Automated dermoscopic image analysis has witnessed rapid growth in diagnostic performance. Yet adoption faces resistance, in part, because no evidence is provided to support decisions. In this work, an approach for evidence-based classification is presented. A feature embedding is learned with CNNs, triplet-loss, and global average pooling, and used to classify via kNN search. Evidence is provided as both the discovered neighbors, as well as localized image regions most relevant to measuring distance between query and neighbors. To ensure that results are relevant in terms of both label accuracy and human visual similarity for any skill level, a novel hierarchical triplet logic is implemented to jointly learn an embedding according to disease labels and non-expert similarity. Results are improved over baselines trained on disease labels alone, as well as standard multiclass loss. Quantitative relevance of results, according to non-expert similarity, as well as localized image regions, are also significantly improved.

Segmentation of both Diseased and Healthy Skin from Clinical Photographs in a Primary Care Setting

This work presents the first segmentation study of both diseased and healthy skin in standard camera photographs from a clinical environment. Challenges arise from varied lighting conditions, skin types, backgrounds, and pathological states. For study, 400 clinical photographs (with skin segmentation masks) representing various pathological states of skin are retrospectively collected from a primary care network. 100 images are used for training and fine-tuning, and 300 are used for evaluation. This distribution between training and test partitions is chosen to reflect the difficulty in amassing large quantities of labeled data in this domain. A deep learning approach is used, and 3 public segmentation datasets of healthy skin are collected to study the potential benefits of pre-training. Two variants of U-Net are evaluated: U-Net and Dense Residual U-Net.
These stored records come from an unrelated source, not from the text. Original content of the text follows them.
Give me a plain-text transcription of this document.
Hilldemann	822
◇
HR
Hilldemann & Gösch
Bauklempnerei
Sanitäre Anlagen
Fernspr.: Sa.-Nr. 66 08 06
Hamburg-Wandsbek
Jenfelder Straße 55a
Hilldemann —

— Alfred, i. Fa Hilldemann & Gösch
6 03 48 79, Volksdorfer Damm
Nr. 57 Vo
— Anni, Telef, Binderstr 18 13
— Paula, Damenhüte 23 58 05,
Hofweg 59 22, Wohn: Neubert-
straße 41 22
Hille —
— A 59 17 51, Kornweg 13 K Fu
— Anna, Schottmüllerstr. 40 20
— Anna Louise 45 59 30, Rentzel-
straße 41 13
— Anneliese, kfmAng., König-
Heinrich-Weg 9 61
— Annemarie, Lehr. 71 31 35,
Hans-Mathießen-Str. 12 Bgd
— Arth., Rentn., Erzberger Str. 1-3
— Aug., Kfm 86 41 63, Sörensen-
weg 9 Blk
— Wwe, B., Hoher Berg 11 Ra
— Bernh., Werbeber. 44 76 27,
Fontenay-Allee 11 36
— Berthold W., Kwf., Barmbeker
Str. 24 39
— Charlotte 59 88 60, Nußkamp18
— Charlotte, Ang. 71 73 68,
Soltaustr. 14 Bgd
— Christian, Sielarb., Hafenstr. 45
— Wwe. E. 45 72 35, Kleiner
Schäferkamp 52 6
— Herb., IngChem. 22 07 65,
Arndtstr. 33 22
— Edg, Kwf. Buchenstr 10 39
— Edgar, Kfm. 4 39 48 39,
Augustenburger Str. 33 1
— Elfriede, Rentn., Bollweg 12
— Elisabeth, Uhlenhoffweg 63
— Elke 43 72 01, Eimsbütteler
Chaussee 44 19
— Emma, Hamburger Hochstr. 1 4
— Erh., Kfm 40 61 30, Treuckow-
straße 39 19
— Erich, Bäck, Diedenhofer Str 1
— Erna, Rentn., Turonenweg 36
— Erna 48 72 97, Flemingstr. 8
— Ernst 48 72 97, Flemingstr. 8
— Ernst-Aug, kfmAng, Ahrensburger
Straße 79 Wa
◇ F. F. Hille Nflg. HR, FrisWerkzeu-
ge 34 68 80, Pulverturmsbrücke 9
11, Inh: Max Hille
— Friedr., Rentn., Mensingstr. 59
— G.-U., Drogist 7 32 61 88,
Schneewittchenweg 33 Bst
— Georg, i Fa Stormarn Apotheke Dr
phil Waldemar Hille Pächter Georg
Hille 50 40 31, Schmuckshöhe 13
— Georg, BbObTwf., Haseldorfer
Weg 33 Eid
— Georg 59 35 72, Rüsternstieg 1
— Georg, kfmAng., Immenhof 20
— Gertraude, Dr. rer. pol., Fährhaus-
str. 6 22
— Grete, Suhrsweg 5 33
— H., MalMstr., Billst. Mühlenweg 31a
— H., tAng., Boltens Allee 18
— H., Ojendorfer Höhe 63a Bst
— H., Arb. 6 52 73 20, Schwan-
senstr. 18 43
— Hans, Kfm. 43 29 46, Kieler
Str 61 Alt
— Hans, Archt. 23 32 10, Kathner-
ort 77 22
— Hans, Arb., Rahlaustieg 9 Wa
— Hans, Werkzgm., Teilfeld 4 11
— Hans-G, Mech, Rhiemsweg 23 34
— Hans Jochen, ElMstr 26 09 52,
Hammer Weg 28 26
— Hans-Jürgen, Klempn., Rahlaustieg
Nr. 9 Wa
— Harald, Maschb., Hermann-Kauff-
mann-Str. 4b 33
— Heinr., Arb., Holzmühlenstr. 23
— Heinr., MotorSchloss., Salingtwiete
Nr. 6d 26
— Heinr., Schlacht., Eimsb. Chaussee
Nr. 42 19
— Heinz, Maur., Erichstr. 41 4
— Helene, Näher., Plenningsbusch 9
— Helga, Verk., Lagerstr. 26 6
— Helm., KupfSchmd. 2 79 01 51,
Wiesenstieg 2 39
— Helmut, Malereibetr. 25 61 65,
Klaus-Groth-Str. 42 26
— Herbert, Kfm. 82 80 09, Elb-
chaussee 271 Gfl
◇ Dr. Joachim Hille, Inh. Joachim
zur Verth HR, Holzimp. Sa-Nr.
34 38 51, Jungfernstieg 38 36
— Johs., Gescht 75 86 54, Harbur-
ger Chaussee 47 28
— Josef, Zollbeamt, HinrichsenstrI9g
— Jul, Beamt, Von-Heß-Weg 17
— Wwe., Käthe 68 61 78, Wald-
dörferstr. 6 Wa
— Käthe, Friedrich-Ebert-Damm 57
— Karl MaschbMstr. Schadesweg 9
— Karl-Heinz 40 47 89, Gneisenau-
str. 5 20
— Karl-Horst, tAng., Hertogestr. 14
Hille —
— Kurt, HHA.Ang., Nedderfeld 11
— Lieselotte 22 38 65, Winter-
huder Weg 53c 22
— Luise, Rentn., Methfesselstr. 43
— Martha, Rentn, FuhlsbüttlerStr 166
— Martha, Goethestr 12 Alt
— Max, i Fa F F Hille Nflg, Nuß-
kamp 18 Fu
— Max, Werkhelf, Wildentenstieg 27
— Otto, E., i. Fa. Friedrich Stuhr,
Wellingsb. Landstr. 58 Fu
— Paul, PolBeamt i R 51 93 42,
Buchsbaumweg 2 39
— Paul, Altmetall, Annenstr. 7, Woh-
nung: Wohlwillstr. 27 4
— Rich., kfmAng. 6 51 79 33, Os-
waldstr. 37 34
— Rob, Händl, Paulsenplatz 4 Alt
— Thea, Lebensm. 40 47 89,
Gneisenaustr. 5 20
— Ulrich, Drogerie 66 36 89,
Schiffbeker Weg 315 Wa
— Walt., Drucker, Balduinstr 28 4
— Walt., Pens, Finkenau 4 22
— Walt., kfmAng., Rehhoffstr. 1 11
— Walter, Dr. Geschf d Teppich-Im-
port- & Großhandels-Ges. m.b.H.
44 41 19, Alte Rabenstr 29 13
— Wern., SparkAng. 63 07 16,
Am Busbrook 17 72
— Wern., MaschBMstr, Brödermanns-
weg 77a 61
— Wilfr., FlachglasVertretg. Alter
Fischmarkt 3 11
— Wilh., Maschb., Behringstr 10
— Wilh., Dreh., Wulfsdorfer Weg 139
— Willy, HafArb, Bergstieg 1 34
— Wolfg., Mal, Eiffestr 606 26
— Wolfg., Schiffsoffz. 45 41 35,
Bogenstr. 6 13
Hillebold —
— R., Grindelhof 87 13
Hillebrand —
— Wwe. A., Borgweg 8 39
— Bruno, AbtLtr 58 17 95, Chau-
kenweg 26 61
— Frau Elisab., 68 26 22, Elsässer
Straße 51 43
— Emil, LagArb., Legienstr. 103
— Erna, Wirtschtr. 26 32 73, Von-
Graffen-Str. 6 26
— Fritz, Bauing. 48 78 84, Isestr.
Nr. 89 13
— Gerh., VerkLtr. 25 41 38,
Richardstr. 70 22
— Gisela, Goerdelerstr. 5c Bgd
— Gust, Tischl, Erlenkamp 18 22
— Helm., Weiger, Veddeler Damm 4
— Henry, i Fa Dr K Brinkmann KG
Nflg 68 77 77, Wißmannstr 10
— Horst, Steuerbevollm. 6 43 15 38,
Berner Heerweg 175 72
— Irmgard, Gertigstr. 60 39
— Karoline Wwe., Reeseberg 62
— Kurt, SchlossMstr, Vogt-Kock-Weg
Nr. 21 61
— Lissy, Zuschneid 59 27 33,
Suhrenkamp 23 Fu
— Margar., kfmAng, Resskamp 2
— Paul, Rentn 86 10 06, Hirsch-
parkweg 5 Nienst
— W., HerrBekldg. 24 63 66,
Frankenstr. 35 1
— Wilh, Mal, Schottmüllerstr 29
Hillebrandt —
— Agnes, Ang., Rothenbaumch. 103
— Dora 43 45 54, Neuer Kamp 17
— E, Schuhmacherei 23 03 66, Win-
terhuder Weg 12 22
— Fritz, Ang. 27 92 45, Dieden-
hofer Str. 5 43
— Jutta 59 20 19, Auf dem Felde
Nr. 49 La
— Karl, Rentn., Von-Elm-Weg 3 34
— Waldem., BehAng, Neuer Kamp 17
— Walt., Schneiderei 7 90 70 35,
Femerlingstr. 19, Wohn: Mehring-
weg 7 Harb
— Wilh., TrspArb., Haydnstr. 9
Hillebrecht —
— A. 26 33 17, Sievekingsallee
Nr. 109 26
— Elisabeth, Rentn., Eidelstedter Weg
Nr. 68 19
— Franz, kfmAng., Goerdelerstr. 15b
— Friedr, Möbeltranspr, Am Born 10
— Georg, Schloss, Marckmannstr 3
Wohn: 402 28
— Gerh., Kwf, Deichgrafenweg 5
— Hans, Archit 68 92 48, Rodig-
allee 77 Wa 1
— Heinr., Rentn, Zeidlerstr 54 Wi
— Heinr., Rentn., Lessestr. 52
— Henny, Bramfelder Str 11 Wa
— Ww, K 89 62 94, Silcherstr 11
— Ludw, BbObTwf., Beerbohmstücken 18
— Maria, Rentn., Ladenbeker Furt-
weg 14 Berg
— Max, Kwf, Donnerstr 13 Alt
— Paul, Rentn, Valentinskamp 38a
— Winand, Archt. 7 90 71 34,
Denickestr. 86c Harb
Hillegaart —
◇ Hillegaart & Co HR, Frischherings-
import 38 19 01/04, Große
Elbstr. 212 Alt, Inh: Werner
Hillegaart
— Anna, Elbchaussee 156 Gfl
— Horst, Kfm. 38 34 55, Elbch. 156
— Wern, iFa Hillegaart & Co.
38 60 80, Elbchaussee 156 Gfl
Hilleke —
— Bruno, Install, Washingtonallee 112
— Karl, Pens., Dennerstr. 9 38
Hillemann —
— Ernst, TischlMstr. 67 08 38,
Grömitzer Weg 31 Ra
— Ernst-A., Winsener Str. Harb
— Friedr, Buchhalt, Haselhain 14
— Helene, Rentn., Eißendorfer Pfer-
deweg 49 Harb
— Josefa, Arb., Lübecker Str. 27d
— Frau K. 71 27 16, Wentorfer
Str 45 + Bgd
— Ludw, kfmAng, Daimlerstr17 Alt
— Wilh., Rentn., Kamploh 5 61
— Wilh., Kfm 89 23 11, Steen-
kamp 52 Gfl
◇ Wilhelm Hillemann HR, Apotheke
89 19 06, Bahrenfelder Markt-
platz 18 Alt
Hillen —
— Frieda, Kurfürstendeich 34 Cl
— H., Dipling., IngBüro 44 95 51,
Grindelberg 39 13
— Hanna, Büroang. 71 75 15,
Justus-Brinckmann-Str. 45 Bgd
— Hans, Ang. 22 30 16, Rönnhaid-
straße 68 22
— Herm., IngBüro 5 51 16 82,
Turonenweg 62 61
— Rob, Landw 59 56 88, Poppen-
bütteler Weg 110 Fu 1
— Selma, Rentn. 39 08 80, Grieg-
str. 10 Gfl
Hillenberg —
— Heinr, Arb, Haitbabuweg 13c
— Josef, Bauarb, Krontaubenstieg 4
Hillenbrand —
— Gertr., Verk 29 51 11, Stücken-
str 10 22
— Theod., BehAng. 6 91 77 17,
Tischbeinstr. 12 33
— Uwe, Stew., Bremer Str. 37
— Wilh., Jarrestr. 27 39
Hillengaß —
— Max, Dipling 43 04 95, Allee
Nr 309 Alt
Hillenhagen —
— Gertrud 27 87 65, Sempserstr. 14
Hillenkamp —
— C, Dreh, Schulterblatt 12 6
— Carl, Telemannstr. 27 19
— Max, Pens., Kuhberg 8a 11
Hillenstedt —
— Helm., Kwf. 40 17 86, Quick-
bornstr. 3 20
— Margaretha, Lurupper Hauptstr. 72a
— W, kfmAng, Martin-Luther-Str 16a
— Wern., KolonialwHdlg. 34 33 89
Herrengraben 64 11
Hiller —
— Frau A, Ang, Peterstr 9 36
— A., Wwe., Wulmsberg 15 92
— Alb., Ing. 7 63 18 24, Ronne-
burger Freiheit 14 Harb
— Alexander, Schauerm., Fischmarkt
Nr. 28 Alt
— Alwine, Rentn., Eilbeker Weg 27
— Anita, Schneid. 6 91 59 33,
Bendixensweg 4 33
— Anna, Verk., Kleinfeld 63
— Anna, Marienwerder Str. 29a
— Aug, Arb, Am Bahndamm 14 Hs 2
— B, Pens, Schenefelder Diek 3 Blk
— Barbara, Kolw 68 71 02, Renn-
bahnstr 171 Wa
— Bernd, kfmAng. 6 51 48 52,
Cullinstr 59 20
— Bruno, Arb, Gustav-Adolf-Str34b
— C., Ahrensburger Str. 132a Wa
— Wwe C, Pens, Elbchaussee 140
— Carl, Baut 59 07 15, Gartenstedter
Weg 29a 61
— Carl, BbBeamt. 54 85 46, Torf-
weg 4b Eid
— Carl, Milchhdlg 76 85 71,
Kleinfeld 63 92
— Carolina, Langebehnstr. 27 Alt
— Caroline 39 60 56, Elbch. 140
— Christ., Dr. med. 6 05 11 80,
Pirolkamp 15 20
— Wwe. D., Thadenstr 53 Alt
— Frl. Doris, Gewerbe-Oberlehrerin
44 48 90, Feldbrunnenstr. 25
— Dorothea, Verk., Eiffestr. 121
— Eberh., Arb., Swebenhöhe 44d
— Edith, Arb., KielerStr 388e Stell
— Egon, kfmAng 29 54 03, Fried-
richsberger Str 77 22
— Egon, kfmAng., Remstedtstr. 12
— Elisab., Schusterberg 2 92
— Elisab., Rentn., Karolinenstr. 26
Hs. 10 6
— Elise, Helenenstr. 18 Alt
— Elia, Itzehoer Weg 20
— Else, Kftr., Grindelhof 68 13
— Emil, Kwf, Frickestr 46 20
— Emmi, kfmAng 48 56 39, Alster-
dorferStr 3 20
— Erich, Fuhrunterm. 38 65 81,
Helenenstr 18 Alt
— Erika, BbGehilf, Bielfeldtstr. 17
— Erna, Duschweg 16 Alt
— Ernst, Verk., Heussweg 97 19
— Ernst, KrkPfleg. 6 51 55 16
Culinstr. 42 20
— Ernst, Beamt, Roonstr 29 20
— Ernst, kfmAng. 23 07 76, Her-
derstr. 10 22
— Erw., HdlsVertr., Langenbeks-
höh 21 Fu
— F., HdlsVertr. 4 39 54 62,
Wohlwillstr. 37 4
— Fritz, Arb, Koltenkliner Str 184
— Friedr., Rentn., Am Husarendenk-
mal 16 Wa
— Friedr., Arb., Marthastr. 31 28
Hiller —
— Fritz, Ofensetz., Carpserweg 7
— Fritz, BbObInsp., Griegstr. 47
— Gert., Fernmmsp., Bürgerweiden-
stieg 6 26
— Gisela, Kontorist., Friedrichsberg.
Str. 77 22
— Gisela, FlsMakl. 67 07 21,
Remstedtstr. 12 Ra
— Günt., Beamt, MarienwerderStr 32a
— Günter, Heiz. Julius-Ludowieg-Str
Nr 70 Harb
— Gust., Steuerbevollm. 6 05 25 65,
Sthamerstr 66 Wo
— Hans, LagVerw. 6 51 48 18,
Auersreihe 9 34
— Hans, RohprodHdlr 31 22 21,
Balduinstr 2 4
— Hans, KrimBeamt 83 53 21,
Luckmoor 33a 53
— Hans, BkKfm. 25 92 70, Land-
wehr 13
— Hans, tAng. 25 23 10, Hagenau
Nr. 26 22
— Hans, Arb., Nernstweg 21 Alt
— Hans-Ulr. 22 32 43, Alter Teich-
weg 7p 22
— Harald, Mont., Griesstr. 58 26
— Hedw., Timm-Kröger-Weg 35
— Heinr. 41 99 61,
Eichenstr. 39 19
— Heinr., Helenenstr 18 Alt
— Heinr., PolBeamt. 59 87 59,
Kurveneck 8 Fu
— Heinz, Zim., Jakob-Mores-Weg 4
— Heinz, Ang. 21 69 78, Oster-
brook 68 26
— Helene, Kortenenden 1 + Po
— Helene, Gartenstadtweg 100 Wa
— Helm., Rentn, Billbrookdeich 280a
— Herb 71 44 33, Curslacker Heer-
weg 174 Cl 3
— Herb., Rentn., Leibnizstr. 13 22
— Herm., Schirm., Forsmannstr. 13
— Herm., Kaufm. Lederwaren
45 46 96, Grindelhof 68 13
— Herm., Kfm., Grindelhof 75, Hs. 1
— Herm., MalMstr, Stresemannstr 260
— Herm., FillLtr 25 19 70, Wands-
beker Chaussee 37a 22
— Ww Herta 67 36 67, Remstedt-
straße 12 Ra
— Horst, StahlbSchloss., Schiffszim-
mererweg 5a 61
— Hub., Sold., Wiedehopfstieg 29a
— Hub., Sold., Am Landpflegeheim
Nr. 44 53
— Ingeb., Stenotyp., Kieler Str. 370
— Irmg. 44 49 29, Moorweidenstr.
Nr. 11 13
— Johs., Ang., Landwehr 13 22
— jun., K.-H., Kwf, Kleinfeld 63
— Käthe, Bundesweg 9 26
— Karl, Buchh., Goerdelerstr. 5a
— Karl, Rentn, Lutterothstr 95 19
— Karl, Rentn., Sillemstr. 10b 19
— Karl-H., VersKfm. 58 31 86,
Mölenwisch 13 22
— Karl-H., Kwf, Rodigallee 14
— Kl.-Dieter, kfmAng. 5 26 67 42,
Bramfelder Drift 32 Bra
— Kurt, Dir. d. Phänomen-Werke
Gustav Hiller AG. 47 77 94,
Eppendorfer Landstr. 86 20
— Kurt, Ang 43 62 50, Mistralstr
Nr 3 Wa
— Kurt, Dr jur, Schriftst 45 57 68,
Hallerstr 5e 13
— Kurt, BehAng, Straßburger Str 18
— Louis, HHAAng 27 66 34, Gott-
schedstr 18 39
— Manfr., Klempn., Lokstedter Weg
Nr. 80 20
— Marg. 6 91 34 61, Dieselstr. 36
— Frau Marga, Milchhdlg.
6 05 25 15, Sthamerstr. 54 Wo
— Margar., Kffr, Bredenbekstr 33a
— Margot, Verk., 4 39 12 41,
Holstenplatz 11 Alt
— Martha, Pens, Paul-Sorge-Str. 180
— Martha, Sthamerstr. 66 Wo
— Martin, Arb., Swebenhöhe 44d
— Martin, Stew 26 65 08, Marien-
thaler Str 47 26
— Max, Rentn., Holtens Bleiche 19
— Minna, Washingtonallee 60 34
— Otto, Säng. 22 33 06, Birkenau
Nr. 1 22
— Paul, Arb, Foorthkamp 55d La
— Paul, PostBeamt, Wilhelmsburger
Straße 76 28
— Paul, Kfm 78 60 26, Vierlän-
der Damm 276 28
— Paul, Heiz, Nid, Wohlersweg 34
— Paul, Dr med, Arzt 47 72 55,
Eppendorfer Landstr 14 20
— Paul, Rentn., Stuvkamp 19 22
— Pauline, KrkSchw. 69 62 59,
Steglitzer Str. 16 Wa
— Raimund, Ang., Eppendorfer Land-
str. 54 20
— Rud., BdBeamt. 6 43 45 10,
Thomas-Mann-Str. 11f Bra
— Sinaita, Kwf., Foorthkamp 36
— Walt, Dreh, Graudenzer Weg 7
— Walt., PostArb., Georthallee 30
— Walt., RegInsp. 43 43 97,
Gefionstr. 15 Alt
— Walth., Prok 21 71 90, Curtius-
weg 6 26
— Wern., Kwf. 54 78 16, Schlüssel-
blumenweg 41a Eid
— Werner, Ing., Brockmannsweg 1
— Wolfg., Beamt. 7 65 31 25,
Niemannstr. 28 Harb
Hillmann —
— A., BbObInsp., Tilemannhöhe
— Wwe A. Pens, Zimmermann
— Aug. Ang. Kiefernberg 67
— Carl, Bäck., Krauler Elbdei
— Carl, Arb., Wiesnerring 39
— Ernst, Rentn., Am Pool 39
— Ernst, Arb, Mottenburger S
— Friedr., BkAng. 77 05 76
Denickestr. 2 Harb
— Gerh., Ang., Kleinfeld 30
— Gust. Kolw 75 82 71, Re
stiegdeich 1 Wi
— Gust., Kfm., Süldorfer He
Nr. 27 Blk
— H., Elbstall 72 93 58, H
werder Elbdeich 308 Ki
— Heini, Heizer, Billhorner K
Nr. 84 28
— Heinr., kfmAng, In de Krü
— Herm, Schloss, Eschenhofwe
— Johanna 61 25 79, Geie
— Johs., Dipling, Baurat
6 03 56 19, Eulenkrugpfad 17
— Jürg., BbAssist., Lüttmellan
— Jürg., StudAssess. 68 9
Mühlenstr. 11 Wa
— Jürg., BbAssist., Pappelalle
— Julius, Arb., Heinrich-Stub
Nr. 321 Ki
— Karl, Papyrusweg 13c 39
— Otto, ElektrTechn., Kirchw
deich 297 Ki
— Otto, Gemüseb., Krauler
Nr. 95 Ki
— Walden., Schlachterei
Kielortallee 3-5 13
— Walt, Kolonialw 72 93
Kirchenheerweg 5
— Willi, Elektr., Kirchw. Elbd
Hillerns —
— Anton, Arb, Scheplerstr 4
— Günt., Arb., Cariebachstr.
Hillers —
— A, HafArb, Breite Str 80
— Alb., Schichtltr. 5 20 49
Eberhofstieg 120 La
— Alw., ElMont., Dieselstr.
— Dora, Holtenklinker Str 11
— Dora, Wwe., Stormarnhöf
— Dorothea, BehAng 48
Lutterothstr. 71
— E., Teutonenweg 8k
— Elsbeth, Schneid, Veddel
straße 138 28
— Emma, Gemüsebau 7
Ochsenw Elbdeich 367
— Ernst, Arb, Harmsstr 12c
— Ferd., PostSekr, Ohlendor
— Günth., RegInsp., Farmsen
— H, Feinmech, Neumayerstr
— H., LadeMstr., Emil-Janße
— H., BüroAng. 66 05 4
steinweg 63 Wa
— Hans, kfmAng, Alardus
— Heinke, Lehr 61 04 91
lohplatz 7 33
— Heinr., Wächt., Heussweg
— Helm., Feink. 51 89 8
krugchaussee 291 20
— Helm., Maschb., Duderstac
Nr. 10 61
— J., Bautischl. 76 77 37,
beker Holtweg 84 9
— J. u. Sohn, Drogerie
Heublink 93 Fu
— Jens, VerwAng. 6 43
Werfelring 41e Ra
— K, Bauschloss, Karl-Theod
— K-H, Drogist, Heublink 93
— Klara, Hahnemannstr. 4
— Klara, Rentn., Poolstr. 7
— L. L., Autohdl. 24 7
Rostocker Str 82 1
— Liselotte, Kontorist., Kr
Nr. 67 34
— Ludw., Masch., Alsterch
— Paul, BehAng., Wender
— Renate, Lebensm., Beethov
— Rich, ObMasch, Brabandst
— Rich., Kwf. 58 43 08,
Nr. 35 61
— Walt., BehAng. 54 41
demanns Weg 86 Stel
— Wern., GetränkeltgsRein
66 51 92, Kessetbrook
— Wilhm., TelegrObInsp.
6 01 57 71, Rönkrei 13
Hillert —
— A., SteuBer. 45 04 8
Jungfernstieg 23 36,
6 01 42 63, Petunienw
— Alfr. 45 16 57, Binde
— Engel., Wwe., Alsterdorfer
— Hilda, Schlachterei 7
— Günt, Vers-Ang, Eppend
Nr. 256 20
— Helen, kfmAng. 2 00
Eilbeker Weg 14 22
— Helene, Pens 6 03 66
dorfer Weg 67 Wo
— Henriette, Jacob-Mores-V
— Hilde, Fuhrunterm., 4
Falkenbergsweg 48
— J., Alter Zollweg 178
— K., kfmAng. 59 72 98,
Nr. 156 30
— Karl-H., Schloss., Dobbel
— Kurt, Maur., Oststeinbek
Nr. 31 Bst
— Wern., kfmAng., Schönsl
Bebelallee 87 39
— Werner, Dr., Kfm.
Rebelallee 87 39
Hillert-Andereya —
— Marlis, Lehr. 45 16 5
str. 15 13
We find that Dense Residual U-Nets have a 7.8% improvement in Jaccard, compared to classical U-Net architectures (0.55 vs. 0.51 Jaccard), for direct transfer, where fine-tuning data is not utilized. However, U-Net outperforms Dense Residual U-Net for both direct training (0.83 vs. 0.80) and fine-tuning (0.89 vs. 0.88). The stark performance improvement with fine-tuning compared to direct transfer and direct training emphasizes both the need for adequate representative data of diseased skin, and the utility of other publicly available data sources for this task.